The good hands of Allstate (NYSE: ALL ) reported earnings after the bell Wednesday, with better than expected results. While there were plenty of reasons for investors to love the Allstate earnings report, the stock is down in trading so far today -- with a 0.42% drop just after 1 p.m. EDT. Taking a deeper look than just analyst earnings expectations, here's a list of three reasons to love what the insurer reported last evening, along with one reason investors may be hating it, too.
Reason to Love No. 1: Earnings
Just like every other headline reported, Allstate's profits were down by 7% because of increased losses from catastrophic events. Now this might seem like it should be the bad news, but the insurer still produced higher than expected earnings. With EPS of $1.47 per share, the company handily beat the analyst consensus of $1.30 per share. This all being done in a quarter where the losses were $100 million higher than the year before -- a 38.6% increase.Though both earnings and operating profit both decreased year over year, the company was able to handle a heavier cost load while still maintaining market share and producing a return.
Reason to Love No. 2: Increased premiums
One of the key reasons Allstate was able to manage the bigger catastrophic loss burden was because of increases in the company's policy premiums. Overall property and casualty premiums grew 2.5% year over year, while Allstate Financial (the company's life and annuity business) premiums grew 4.7% during the same period. All of the company's insurance segments reported higher premiums for the quarter:
Segment | First-Quarter Premium Growth |
Allstate Brand | 1.1% |
Encompass | 7.2% |
Esurance | 30.5% |
Source: Allstate earnings press release May 1.
Esurance, a recently acquired self-directed insurance service also reported a 36.4% increase in policy units for the period. While this is also good news for the growth of the segment, Esurance serves the value sector of Allstate's insurance operations, so the policies will naturally have higher premiums, but also higher anticipated claims payouts. More on that in a minute.
Reason to Love No. 3: Improved combined ratio
In the insurance world, a combined ratio is the tally of losses and costs per $100 of written premiums. Allstate reported an 0.4 improvement in its underlying combined ratio, dropping it from 88.1 to 87.7. So for every $100 in premiums that Allstate brings in, it keeps $12.30. Competitor Traveler's Companies (NYSE: TRV ) reported improvement with its combined ratio, though its 3.7 point drop keeps it behind Allstate, netting it $11.50 per $100 in premiums.
Each of the company's insurance segments have their own combined ratios, which can show you the difference in their operations and demographics:
Segment | Reported Combined Ratio | Improvement From Q1 2012 |
Standard Auto (Combined) | 96.1 | 1.2 points |
Allstate Brand | 94.2 | 1.0 points |
Encompass | 105.8 | 0.8 points |
Esurance | 110.3 | n/a |
Homeowners (Combined) | 65.8 | 1.2 points |
Allstate Brand | 85.1 | (4.9) points |
Source: Allstate earnings press release May 1.

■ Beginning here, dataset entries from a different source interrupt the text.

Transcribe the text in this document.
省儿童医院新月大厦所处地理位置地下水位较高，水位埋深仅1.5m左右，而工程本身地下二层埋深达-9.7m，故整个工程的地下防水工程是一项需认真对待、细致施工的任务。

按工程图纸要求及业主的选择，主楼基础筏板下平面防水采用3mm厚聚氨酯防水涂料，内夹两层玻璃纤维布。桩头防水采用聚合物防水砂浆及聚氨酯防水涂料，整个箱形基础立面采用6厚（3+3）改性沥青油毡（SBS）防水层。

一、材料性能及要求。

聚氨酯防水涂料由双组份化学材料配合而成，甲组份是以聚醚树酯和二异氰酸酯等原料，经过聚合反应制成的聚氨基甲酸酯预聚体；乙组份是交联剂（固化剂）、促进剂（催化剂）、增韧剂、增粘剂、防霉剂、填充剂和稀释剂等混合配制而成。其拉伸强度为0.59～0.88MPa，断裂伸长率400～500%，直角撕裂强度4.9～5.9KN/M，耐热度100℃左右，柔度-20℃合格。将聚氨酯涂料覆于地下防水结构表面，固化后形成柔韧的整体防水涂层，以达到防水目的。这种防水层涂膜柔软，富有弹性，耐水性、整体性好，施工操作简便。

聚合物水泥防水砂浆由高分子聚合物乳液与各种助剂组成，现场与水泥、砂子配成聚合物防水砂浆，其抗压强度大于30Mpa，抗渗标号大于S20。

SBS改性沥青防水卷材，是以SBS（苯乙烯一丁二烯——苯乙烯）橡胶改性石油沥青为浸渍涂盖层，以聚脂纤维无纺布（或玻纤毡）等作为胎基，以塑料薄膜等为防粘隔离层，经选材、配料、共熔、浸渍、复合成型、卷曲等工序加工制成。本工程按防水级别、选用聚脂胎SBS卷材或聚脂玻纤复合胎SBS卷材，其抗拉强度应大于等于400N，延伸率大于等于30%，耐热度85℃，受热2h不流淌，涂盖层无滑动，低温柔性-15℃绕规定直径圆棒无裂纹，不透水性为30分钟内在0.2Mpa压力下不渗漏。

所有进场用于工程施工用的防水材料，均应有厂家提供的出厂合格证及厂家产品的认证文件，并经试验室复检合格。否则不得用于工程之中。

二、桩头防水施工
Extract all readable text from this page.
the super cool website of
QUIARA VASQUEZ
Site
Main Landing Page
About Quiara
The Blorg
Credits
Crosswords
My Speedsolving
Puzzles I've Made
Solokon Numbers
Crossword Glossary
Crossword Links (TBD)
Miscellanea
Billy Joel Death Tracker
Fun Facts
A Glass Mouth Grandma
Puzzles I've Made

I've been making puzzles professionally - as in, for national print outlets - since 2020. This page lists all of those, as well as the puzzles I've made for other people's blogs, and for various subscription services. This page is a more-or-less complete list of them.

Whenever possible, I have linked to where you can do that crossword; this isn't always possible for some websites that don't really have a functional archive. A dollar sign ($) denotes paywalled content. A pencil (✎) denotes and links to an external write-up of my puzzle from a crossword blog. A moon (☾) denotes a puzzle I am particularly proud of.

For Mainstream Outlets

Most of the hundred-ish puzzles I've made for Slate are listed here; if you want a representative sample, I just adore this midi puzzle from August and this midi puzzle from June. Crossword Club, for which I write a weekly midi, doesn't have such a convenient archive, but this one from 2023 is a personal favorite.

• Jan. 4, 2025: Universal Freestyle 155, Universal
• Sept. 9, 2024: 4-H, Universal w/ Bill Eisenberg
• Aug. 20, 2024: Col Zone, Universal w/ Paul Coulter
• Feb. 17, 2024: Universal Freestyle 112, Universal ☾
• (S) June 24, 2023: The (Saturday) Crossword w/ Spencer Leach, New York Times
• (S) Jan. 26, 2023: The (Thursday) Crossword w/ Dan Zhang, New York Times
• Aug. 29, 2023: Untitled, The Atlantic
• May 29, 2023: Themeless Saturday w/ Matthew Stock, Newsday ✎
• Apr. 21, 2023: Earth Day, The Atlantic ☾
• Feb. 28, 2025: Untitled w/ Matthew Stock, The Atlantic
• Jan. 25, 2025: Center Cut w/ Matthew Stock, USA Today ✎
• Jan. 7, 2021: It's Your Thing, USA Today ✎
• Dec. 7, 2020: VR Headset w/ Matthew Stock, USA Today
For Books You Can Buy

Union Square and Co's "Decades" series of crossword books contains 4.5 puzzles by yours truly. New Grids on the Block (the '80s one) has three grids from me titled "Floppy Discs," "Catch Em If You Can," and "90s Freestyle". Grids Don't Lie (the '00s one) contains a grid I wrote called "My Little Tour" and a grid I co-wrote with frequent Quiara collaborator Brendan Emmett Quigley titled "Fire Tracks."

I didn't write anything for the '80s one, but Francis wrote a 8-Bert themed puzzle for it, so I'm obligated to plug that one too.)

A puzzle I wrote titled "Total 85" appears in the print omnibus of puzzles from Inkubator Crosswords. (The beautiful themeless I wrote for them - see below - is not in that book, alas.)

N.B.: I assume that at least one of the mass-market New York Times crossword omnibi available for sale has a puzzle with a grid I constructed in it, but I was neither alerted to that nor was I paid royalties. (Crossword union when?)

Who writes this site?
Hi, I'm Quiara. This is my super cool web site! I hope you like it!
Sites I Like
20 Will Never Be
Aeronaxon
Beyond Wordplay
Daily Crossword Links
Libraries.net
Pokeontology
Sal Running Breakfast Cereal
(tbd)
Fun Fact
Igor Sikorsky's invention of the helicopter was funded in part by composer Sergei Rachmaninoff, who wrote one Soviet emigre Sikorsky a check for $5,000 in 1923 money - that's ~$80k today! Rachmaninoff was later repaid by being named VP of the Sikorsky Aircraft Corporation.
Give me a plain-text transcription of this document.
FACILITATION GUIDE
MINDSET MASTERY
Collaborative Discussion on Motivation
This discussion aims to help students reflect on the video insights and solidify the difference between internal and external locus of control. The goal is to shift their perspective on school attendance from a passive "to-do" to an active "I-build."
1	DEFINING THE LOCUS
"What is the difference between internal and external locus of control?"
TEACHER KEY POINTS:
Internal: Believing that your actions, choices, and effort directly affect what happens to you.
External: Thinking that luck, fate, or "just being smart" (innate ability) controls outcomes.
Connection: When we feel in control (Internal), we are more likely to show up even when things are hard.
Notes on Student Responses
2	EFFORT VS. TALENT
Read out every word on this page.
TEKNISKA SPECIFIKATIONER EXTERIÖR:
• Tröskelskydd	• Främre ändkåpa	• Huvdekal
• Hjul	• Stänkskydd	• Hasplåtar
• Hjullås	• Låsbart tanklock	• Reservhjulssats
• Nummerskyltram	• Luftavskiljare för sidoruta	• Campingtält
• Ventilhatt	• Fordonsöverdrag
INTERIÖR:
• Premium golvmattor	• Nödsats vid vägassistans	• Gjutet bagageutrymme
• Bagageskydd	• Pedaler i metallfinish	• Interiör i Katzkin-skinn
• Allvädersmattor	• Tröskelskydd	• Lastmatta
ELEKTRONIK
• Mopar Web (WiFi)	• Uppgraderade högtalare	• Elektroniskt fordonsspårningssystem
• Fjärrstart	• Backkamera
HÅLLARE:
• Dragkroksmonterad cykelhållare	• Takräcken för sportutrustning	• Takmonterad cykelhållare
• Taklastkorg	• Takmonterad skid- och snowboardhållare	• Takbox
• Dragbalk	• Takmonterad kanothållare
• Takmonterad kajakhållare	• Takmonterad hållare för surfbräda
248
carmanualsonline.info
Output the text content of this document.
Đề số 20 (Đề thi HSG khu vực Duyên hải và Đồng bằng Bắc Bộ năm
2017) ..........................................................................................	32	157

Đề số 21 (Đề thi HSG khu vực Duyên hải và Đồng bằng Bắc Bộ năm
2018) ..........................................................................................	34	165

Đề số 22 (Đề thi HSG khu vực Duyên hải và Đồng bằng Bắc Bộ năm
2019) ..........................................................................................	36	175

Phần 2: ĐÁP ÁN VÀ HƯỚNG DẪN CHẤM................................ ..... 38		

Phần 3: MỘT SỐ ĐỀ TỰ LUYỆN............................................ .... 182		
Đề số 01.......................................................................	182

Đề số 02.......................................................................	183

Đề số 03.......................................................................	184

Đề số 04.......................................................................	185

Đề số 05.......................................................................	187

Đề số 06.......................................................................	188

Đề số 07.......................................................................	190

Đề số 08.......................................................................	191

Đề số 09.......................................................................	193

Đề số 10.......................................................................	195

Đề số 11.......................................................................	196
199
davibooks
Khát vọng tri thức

As noted above, the Esurance brand is likely to require higher payouts for its policies, as demonstrated by the 110.3 combined ratio. The company has stated it is working on developing long-term customer relationships with the hope that new customers may be able to bring this number down in future periods. Allstate brand homeowners insurance saw a rise in its combined ratio largely due to the continued impact of Hurricane Sandy in the first quarter. The previous year saw an 11.2 point drop from 2011, so investors should be able to expect a decline next year, barring any other huge natural disasters.
One reason to hate
Okay, so here we are -- the top reason to hate Allstate's earnings announcement. It stems from a prudent decision on behalf of the company, but is not something any insurance investor really wants to hear. Because the historically low interest rate environment has been putting increased pressure on insurance companies' investment returns, Allstate has decided to make changes in its strategy. Leaving more traditional investments, the company is focusing on a shift to more cash-generating investments as a means to adjust to the current conditions. While this may be a good idea for the company now, it has already acknowledged that this move will reduce future investment income.
Since the company attributed its 1.2% return for the quarter to increased investment income, this is not a good sign for investors. Since insurance companies rely on their investment returns for a solid piece of their earnings, this is an important factor for Allstate investors to consider.
Going forward
Based on its first quarter, Allstate looks to be in good condition. With some more focus on gaining market share and improved operations, the company will continue to manage any future catastrophic losses like it has this past quarter. But with some pressure on its investment operations, there is plenty of reason for investors to hesitate on a rosy outlook for the company. Keep an eye out for more developments from Allstate, with a focus on its investment strategy.